If the bond passes, Red Bridge Elementary School will be enlarged by two classrooms, eliminating the current use of trailers. Photo by Talal Alaseeri.

Center Bond Kickoff

By John Sharp

A community forum and campaign kickoff for the Center School District’s no tax increase $48 million bond issue that will be on the April 2 ballot will run from 1 to 3 p.m. Saturday, February 9, at Holmeswood Baptist Church, 9700 Holmes Rd.

Members of the public are invited to attend and ask any questions they have about the bond issue to fund capital improvements at all district schools which will need the approval of four-sevenths (57.1 percent) of those voting to pass.  The free event is hosted by Citizens for Center, the campaign committee supporting the bond issue.

District officials have stressed that more space is needed at some of its schools to accommodate significant enrollment increases at all four of its elementary schools and at its middle school since 2013 and that its aging facilities need energy conservation improvements and other upgrades and major repairs, as well as security improvements.  The last bond issue in the district for facility upgrades was in 2009.

The biggest single project to be funded by the bonds will be the replacement of the undersized Indian Creek Elementary School (where some students are eating lunch in the hallways) that many district officials have said has design flaws with a new building at the site which can accommodate recent enrollment growth.  The cost of the new school is estimated to be $18.6 million.

The district originally was debating on whether to remodel and enlarge the current building or replace it, but the school board decided since the cost of remodeling and enlarging the building was nearly as high as constructing a new building, it made more sense to construct a larger and more modern building with a more functional design that would be a longer lasting community asset.

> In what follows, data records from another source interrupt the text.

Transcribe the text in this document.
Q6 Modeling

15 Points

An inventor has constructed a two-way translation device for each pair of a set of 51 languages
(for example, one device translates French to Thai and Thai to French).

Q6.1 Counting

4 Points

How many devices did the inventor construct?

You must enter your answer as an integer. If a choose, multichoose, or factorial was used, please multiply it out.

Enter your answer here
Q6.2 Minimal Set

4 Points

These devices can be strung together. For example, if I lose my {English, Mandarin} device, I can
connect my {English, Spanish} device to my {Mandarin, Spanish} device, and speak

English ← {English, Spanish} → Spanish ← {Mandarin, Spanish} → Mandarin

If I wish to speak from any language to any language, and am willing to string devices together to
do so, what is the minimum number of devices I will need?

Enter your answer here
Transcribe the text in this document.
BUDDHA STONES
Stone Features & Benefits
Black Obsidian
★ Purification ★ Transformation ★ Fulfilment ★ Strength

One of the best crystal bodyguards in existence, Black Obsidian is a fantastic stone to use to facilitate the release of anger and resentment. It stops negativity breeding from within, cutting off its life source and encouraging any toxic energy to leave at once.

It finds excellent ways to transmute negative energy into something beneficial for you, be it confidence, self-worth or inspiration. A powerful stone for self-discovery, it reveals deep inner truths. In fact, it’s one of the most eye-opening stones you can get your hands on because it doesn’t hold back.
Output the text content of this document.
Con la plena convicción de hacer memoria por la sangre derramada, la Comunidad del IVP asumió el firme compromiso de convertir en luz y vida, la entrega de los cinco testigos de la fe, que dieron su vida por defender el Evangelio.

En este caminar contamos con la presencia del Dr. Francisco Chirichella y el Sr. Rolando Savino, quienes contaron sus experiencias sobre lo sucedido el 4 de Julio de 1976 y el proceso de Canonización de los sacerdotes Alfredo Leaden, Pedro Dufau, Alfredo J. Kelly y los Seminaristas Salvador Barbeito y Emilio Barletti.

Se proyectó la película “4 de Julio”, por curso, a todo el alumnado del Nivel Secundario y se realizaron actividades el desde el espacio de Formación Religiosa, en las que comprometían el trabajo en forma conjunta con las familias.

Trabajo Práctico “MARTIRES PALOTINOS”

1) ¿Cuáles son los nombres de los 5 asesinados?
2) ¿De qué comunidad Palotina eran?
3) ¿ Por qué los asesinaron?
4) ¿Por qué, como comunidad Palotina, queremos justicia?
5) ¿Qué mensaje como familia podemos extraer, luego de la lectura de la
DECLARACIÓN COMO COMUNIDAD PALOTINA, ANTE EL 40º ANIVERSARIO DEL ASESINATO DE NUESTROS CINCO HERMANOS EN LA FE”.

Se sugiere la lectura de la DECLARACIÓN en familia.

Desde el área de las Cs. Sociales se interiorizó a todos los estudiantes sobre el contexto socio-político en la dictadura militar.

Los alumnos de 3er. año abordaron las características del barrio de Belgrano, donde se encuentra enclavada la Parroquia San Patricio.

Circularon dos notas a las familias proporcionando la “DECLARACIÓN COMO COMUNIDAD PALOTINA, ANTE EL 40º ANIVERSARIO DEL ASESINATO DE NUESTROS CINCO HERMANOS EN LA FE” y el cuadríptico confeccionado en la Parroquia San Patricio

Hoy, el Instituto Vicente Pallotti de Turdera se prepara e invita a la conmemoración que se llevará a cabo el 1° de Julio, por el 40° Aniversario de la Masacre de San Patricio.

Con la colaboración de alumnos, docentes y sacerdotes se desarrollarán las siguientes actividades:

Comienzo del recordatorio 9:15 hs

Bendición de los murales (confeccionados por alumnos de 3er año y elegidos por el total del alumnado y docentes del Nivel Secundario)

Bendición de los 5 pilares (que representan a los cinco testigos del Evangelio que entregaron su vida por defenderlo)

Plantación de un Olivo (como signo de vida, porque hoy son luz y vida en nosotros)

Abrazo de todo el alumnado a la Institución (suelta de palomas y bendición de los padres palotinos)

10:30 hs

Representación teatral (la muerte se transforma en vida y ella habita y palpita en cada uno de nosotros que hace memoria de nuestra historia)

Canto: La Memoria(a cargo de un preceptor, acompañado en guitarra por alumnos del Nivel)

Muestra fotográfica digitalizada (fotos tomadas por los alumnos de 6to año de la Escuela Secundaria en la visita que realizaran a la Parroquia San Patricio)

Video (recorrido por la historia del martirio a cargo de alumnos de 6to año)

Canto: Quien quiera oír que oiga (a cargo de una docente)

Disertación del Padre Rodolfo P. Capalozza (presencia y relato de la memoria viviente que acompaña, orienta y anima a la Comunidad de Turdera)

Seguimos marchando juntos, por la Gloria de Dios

Red Bridge Elementary School will be enlarged by adding two classrooms on the east side of the building to accommodate higher enrollment and eliminate the current use of mobile trailers to provide classroom space.  That is estimated to cost $1.7 million, and HVAC, kitchen, lighting, main office and roof improvements are estimated to cost an additional $2.6 million. Cafeteria and gym renovations at the school are possible if funds are available.

Another major project that is under consideration for bond financing is acquiring and renovating a building that can be used to expand the district’s pre-kindergarten program currently located at Boone Elementary School.

School Superintendent Dr. Sharon Nibbelink said the district’s goal is to offer universal full-day pre-kindergarten instruction to the 200-250 four-year-olds in the district.  Center’s current program is for only half the day and is not universal.

“Our kindergarten teachers can clearly tell which students have gone to pre-kindergarten and which haven’t,” she said.

Security improvements estimated to cost a little over $2 million will include installing secure entryways at all schools and upgrading communications systems and security cameras.  At a recent meeting of the Center Planning & Development Council, both Beverly Cunningham, current school board president, and Merrell Bennekin, former president and co-chair of the bond campaign, stressed the importance of providing safety and security for students and teachers.

“In most of our buildings you can be buzzed in and have free rein,” Bennekin said.

The most recent bond campaign fact sheet notes most of the district’s schools will need the addition of a glass-enclosed entryway leading to the front office, with a separately locked entrance to the rest of the building, but Center Alternative School and Center Elementary School will require more extensive modifications.

The fact sheet listed the following improvements that will be made at other district schools if the bond issue passes and their cost estimates.

Boone Elementary School – $4.2 million for access improvements for persons with disabilities, a new HVAC system, interior door replacements, lighting modernization, restroom renovation and roof improvements.

Center Elementary School – $1.7 million for HVAC improvements, lighting modernization, restroom renovation and roof improvements.

Center Middle School – $4.4 million for HVAC improvements, kitchen upgrades, lighting modernization, main office remodeling, restroom renovation and roof improvements.

Center Alternative School – $1.3 million for ground source heating upgrades, lighting modernization, restroom renovation, retaining wall repairs and roof improvements.

Center High School – $5.7 million for access improvements for people with disabilities, major HVAC improvements, kitchen upgrades, lighting modernization, restroom renovation and roof improvements.

Passage of the bond issue has been endorsed by the South Kansas City Chamber of Commerce and the South Kansas City Alliance.